Guide to the Memorandum
Your assignment prior to the role-play is to prepare a set of prepared clauses for a potential Security Council resolution. These clauses, along with those of other students, will form the basis of the discussion in the role-play.
You should bring
- two to three preambular clauses that describe the issue at hand, consider the international context, and outline previous agreements and existing organizations; and
- three to four operative clauses that present responses to the situation.
Each operative clause should present a complete proposal. Make sure that your proposed solutions are within the powers of the Security Council and are practical. Your operative clauses might be designed to work in concert (perhaps economic sanctions, mediation, and a peacekeeping force) or might be a set of alternatives from which you hope one will be adopted (perhaps three peacekeeping proposals that differ in their details).
In writing each of your operative clauses, consider the following points:
- Who: Who is acting, and for whose benefit?
- What: What is the response specifically?
- When: When will it be implemented? Is there a deadline, a time frame, or recurrence?
- Where: Where will it be implemented specifically?

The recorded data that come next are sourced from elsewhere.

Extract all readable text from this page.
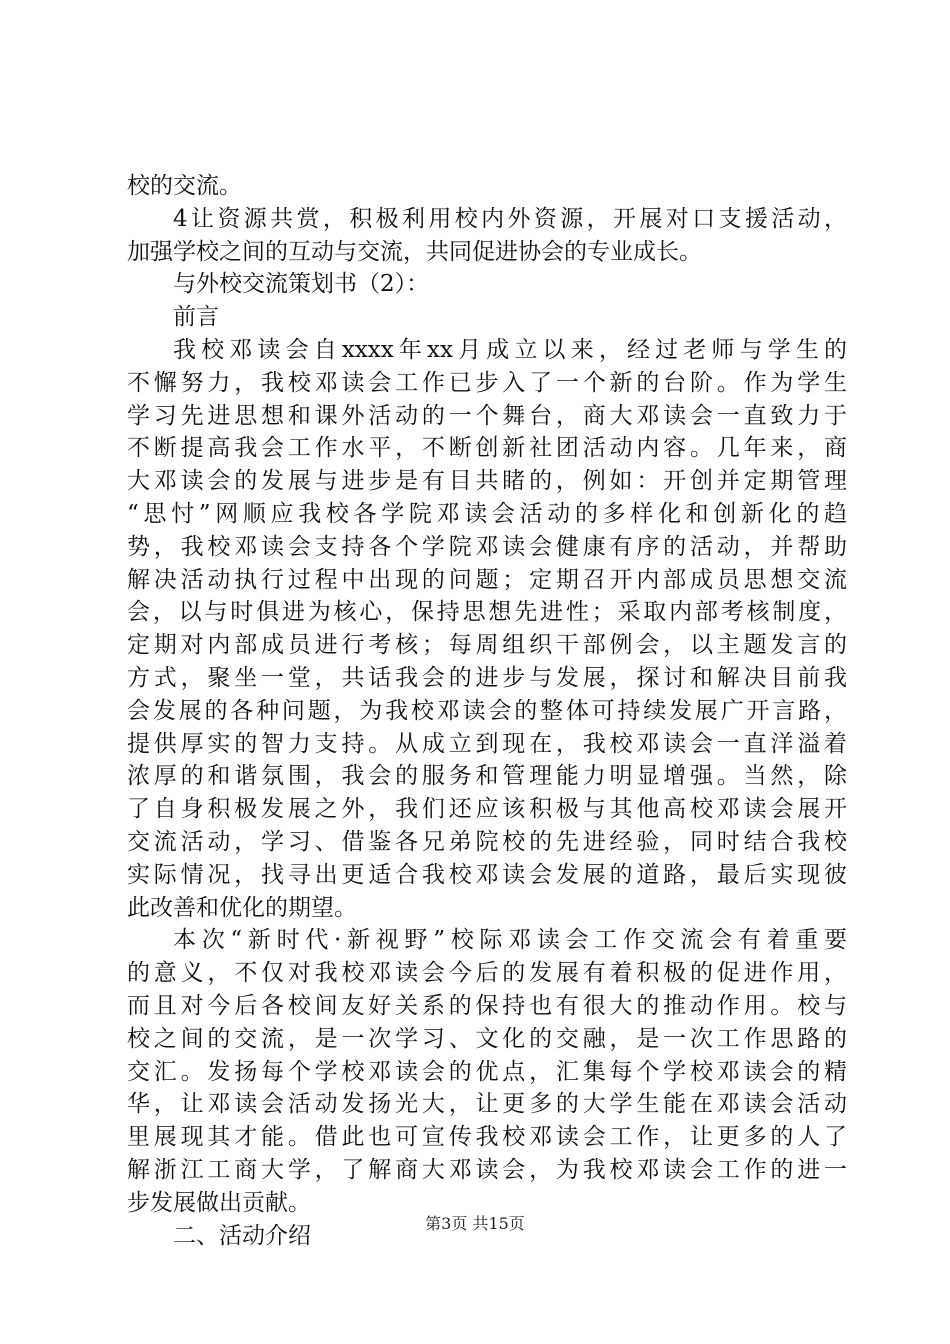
校的交流。
4让资源共赏，积极利用校内外资源，开展对口支援活动，
加强学校之间的互动与交流，共同促进协会的专业成长。
与外校交流策划书（2）：
前言
我校邓读会自xxxx年xx月成立以来，经过老师与学生的
不懈努力，我校邓读会工作已步入了一个新的台阶。作为学生
学习先进思想和课外活动的一个舞台，商大邓读会一直致力于
不断提高我会工作水平，不断创新社团活动内容。几年来，商
大邓读会的发展与进步是有目共睹的，例如：开创并定期管理
“思忖”网顺应我校各学院邓读会活动的多样化和创新化的趋
势，我校邓读会支持各个学院邓读会健康有序的活动，并帮助
解决活动执行过程中出现的问题；定期召开内部成员思想交流
会，以与时俱进为核心，保持思想先进性；采取内部考核制度，
定期对内部成员进行考核；每周组织干部例会，以主题发言的
方式，聚坐一堂，共话我会的进步与发展，探讨和解决目前我
会发展的各种问题，为我校邓读会的整体可持续发展广开言路，
提供厚实的智力支持。从成立到现在，我校邓读会一直洋溢着
浓厚的和谐氛围，我会的服务和管理能力明显增强。当然，除
了自身积极发展之外，我们还应该积极与其他高校邓读会展开
交流活动，学习、借鉴各兄弟院校的先进经验，同时结合我校
实际情况，找寻出更适合我校邓读会发展的道路，最后实现彼
此改善和优化的期望。
本次“新时代·新视野”校际邓读会工作交流会有着重要
的意义，不仅对我校邓读会今后的发展有着积极的促进作用，
而且对今后各校间友好关系的保持也有很大的推动作用。校与
校之间的交流，是一次学习、文化的交融，是一次工作思路的
交汇。发扬每个学校邓读会的优点，汇集每个学校邓读会的精
华，让邓读会活动发扬光大，让更多的大学生能在邓读会活动
里展现其才能。借此也可宣传我校邓读会工作，让更多的人了
解浙江工商大学，了解商大邓读会，为我校邓读会工作的进一
步发展做出贡献。
二、活动介绍	第3页 共15页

- Why: Why is this solution effective?
- How: How will this solution be implemented? If countries must support the response, how will they be persuaded to do so?
- Funding: How will the response be funded?
If your operative clauses start to get long and messy, use subsidiary clauses!
The goal should be to create clauses that include all the information necessary for putting the plan into action. It can be helpful to imagine an official tasked with carrying out the resolution and asking whether they have all the information they need to implement it.